JAKARTA – Ketua Umum Partai Demokrat Agus Harimurti Yudhoyono ( AHY ) menanggapi rapat Presiden Prabowo Subianto dengan mantan Presiden Joko Widodo ( Jokowi ), hari terakhir pekan (6/12/2024) malam. Menurutnya, konferensi tokoh lalu pemimpin bangsa merupakan hal yang dimaksud baik juga patur ditiru.
“Saya rasa baik ya, setiap pertemuan, setiap silaturahmi, apalagi antara dua tokoh, dua pemimpin bangsa. Jadi saya setiap saat mengawasi setiap konferensi itu, setiap silaturahmi itu baik juga bagus untuk ditiru oleh yang digunakan lainnya,” kata AHY untuk wartawan Hari Minggu (8/12/2024).
AHY mengatakan, hubungan antara Presiden Prabowo dengan para mantan Presiden RI terjaga dengan baik. Dia menambahkan, semua tokoh berharap kepemimpinan Presiden Prabowo dapat berjalan dengan sukses.
“Bapak Presiden Prabowo Subianto, tentu juga ingin terus mengomunikasikan serta memikirkan hal-hal penting untuk negeri kita,” ujarnya.

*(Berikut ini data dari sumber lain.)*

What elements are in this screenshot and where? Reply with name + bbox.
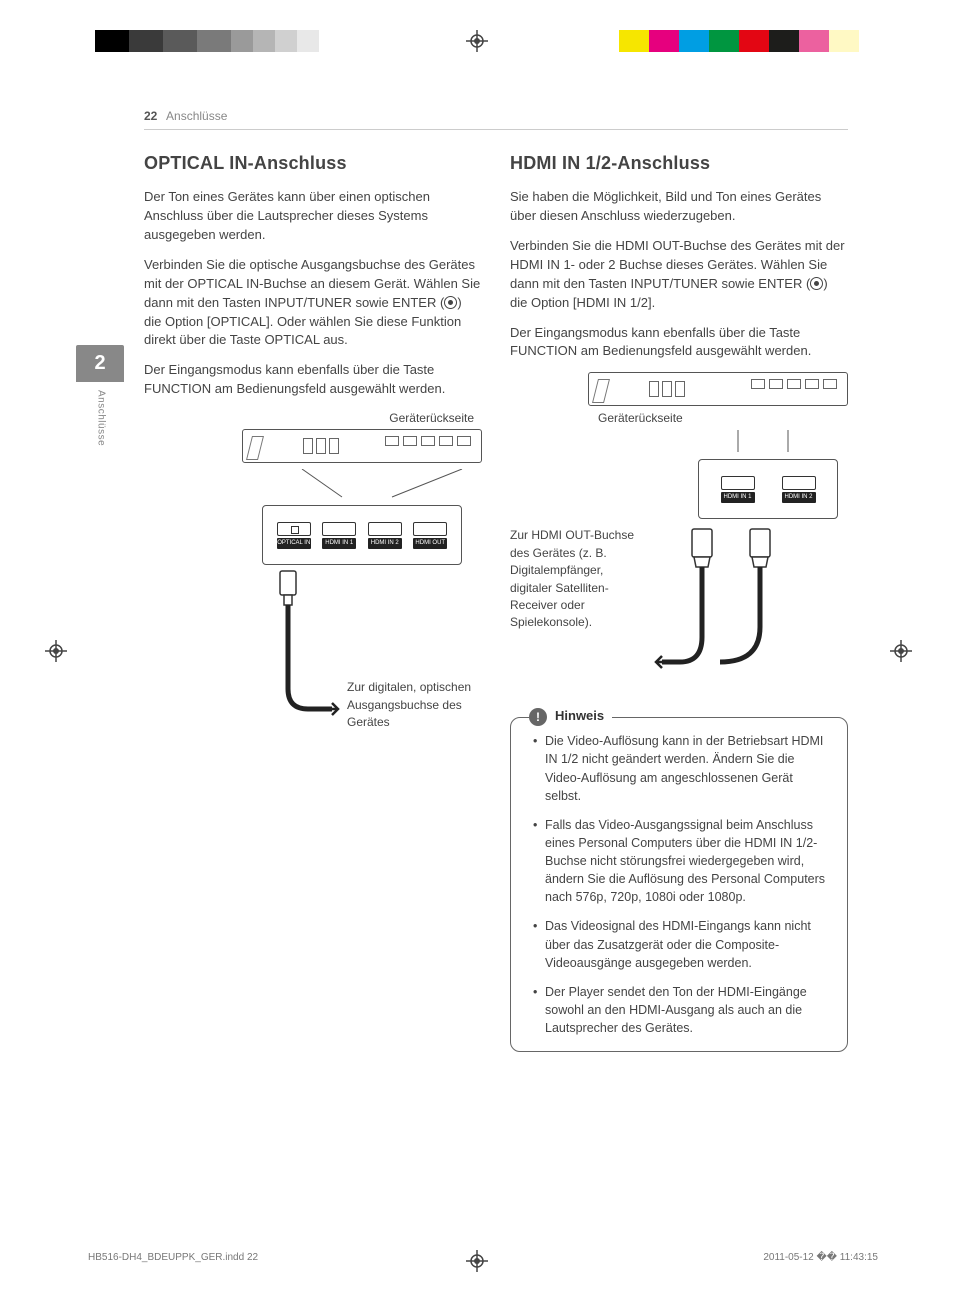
note-item: Die Video-Auflösung kann in der Betriebs…	[533, 732, 831, 805]
registration-mark-icon	[466, 30, 488, 52]
body-text: Der Ton eines Gerätes kann über einen op…	[144, 188, 482, 245]
optical-connection-diagram: Geräterückseite OPTICAL IN HDMI IN 1 HDM…	[144, 410, 482, 749]
info-icon: !	[529, 708, 547, 726]
note-title: Hinweis	[555, 707, 604, 726]
enter-icon	[810, 277, 823, 290]
note-item: Der Player sendet den Ton der HDMI-Eingä…	[533, 983, 831, 1037]
page-number: 22	[144, 109, 157, 123]
left-column: OPTICAL IN-Anschluss Der Ton eines Gerät…	[144, 150, 482, 1052]
hdmi-connection-diagram: Geräterückseite HDMI IN 1 HDMI IN 2 Zur …	[510, 372, 848, 703]
device-rear-icon	[588, 372, 848, 406]
note-item: Falls das Video-Ausgangssignal beim Ansc…	[533, 816, 831, 907]
cable-destination-label: Zur HDMI OUT-Buchse des Gerätes (z. B. D…	[510, 527, 640, 703]
note-box: ! Hinweis Die Video-Auflösung kann in de…	[510, 717, 848, 1052]
body-text: Verbinden Sie die optische Ausgangsbuchs…	[144, 256, 482, 350]
footer-timestamp: 2011-05-12 �� 11:43:15	[763, 1251, 878, 1266]
registration-mark-icon	[45, 640, 67, 662]
chapter-number: 2	[76, 345, 124, 382]
note-list: Die Video-Auflösung kann in der Betriebs…	[527, 732, 831, 1037]
chapter-label: Anschlüsse	[93, 390, 108, 446]
print-footer: HB516-DH4_BDEUPPK_GER.indd 22 2011-05-12…	[88, 1251, 878, 1266]
body-text: Verbinden Sie die HDMI OUT-Buchse des Ge…	[510, 237, 848, 312]
registration-mark-icon	[890, 640, 912, 662]
device-rear-icon	[242, 429, 482, 463]
footer-filename: HB516-DH4_BDEUPPK_GER.indd 22	[88, 1251, 258, 1266]
optical-in-heading: OPTICAL IN-Anschluss	[144, 150, 482, 176]
hdmi-cables-icon	[650, 527, 830, 697]
right-column: HDMI IN 1/2-Anschluss Sie haben die Mögl…	[510, 150, 848, 1052]
body-text: Der Eingangsmodus kann ebenfalls über di…	[144, 361, 482, 399]
diagram-label: Geräterückseite	[588, 410, 848, 427]
header-section: Anschlüsse	[166, 109, 227, 123]
page-header: 22 Anschlüsse	[144, 108, 848, 130]
body-text: Der Eingangsmodus kann ebenfalls über di…	[510, 324, 848, 362]
enter-icon	[444, 296, 457, 309]
diagram-label: Geräterückseite	[144, 410, 482, 427]
body-text: Sie haben die Möglichkeit, Bild und Ton …	[510, 188, 848, 226]
connector-lines-icon	[242, 469, 482, 499]
hdmi-in-heading: HDMI IN 1/2-Anschluss	[510, 150, 848, 176]
port-panel: HDMI IN 1 HDMI IN 2	[698, 459, 838, 519]
chapter-tab: 2 Anschlüsse	[76, 345, 124, 446]
note-item: Das Videosignal des HDMI-Eingangs kann n…	[533, 917, 831, 971]
cable-destination-label: Zur digitalen, optischen Ausgangsbuchse …	[347, 679, 487, 731]
port-panel: OPTICAL IN HDMI IN 1 HDMI IN 2 HDMI OUT	[262, 505, 462, 565]
connector-lines-icon	[588, 430, 848, 454]
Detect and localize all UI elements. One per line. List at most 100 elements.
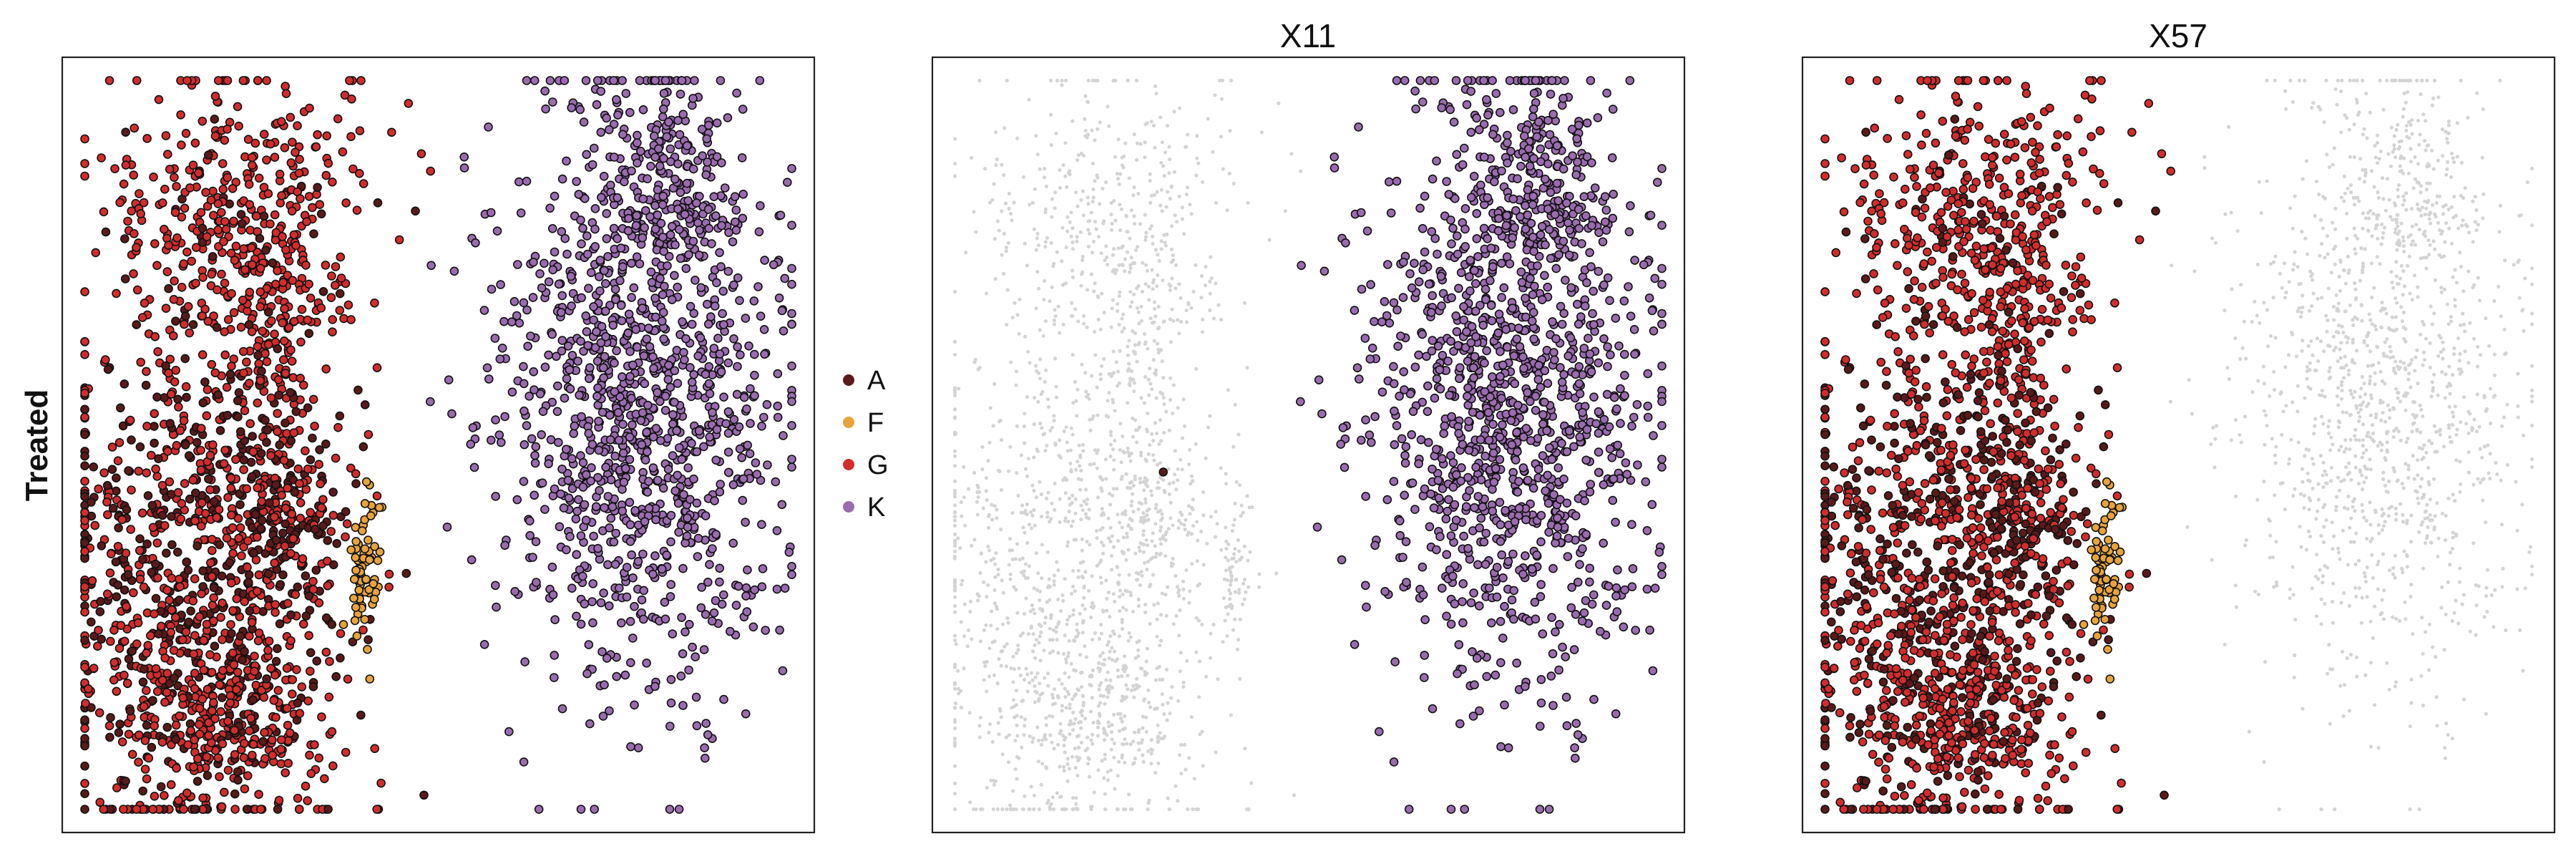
point-g — [286, 112, 296, 122]
background-point — [1002, 231, 1006, 236]
background-point — [1158, 525, 1163, 530]
point-k — [664, 117, 673, 127]
point-f — [350, 616, 360, 626]
background-point — [1158, 639, 1163, 643]
point-g — [197, 311, 208, 321]
background-point — [1111, 400, 1116, 404]
background-point — [1148, 200, 1153, 205]
point-a — [123, 570, 133, 580]
background-point — [1075, 773, 1080, 777]
point-k — [618, 76, 627, 85]
point-k — [623, 328, 633, 338]
point-k — [582, 231, 592, 241]
background-point — [1116, 137, 1121, 142]
point-a — [87, 617, 96, 627]
background-point — [1156, 273, 1160, 278]
point-k — [444, 375, 454, 385]
point-g — [80, 336, 89, 346]
point-a — [215, 540, 225, 550]
point-k — [555, 522, 565, 532]
point-k — [469, 462, 479, 472]
point-k — [737, 452, 746, 462]
point-k — [491, 492, 500, 501]
point-g — [218, 598, 227, 608]
background-point — [1153, 371, 1158, 376]
background-point — [966, 628, 971, 633]
point-a — [148, 696, 157, 705]
point-k — [673, 498, 683, 508]
background-point — [1168, 397, 1173, 402]
point-k — [602, 113, 611, 123]
background-point — [962, 465, 966, 469]
background-point — [1224, 482, 1229, 486]
point-g — [181, 129, 191, 138]
point-g — [175, 574, 184, 584]
point-g — [277, 490, 287, 500]
point-g — [281, 245, 291, 255]
point-g — [341, 747, 351, 757]
background-point — [1052, 414, 1056, 418]
point-g — [202, 619, 212, 629]
point-g — [226, 248, 236, 258]
point-g — [177, 498, 187, 508]
background-point — [1236, 638, 1241, 642]
point-k — [748, 622, 758, 632]
point-k — [610, 451, 620, 461]
point-k — [638, 614, 648, 624]
background-point — [1231, 181, 1236, 186]
point-g — [203, 684, 213, 694]
point-k — [642, 427, 651, 437]
point-g — [207, 545, 217, 555]
point-g — [226, 578, 236, 588]
point-g — [203, 384, 213, 394]
point-g — [291, 590, 301, 599]
background-point — [1267, 238, 1272, 242]
background-point — [1120, 329, 1124, 334]
point-g — [172, 763, 181, 773]
background-point — [1143, 476, 1147, 480]
background-point — [1142, 488, 1146, 492]
background-point — [1056, 696, 1060, 700]
background-point — [1078, 453, 1083, 457]
background-point — [1152, 458, 1156, 462]
point-k — [531, 442, 541, 452]
point-k — [783, 178, 792, 187]
point-g — [132, 76, 142, 85]
point-k — [724, 228, 733, 238]
point-g — [321, 170, 331, 180]
background-point — [1138, 583, 1142, 588]
background-point — [1201, 490, 1206, 495]
point-f — [352, 631, 362, 641]
background-point — [1155, 284, 1159, 288]
point-k — [753, 282, 763, 291]
point-k — [692, 447, 702, 457]
background-point — [1075, 460, 1080, 464]
point-g — [250, 651, 259, 661]
point-g — [283, 720, 293, 730]
point-a — [208, 252, 218, 261]
point-g — [265, 219, 275, 229]
point-a — [327, 620, 337, 629]
background-point — [1053, 442, 1058, 447]
point-a — [247, 472, 257, 482]
point-k — [626, 742, 635, 752]
background-point — [1052, 579, 1056, 583]
point-g — [142, 134, 152, 143]
background-point — [1000, 807, 1005, 812]
background-point — [1002, 173, 1006, 178]
point-k — [711, 596, 721, 606]
background-point — [1153, 248, 1158, 252]
background-point — [1148, 582, 1153, 587]
point-k — [613, 234, 623, 243]
point-k — [735, 444, 745, 454]
background-point — [1053, 308, 1057, 312]
background-point — [1124, 608, 1128, 612]
point-g — [223, 315, 233, 324]
background-point — [1036, 243, 1041, 248]
point-k — [684, 665, 693, 675]
point-g — [172, 182, 181, 191]
point-g — [132, 805, 142, 814]
background-point — [1090, 251, 1095, 255]
background-point — [1058, 765, 1062, 769]
background-point — [1158, 418, 1163, 422]
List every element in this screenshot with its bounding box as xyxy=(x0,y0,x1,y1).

“Termasuk tentunya dengan mantan-mantan Presiden, Bapak Presiden Jokowi, Bapak Presiden SBY dan juga semua yang juga memiliki harapan agar pemerintahan Presiden Prabowo Subianto ini sukses, bahkan semakin baik, semakin maju,” katanya.
Sebelumnya, Jokowi menyambangi kediaman Prabowo Subianto di area Kertanegara nomor IV, Kebayoran Baru, Ibukota Indonesia Selatan pada Hari Jumat (6/12/2024) malam. Prabowo lalu Jokowi mengundurkan diri dari dari kediaman Kertanegara sekian pukul 21.04 WIB.
“Jadi saya dengar Pak Jokowi ada pada Ibukota saya undang makan (malam),” kata Prabowo terhadap wartawan dalam Kertanegara, Kabayoran Baru, DKI Jakarta Selatan, Hari Jumat (6/12/2024) malam.
Undangan makan waktu malam tersebut, kata Prabowo, untuk membalas kebaikan Jokowi yang dimaksud sudah pernah mengundang Ketua Umum Partai Gerindra makan di tempat Solo beberapa waktu lalu.
“Saya pernah rumah beliau di dalam Solo saya undang sekarang ke Kertanegara,” kata Prabowo.
Prabowo tampak ditemani oleh putranya, Ragowo Hediprasetyo Djojohadikusumo atau Didit Prabowo serta Sekretaris Kabinet Teddy Indra Wijaya.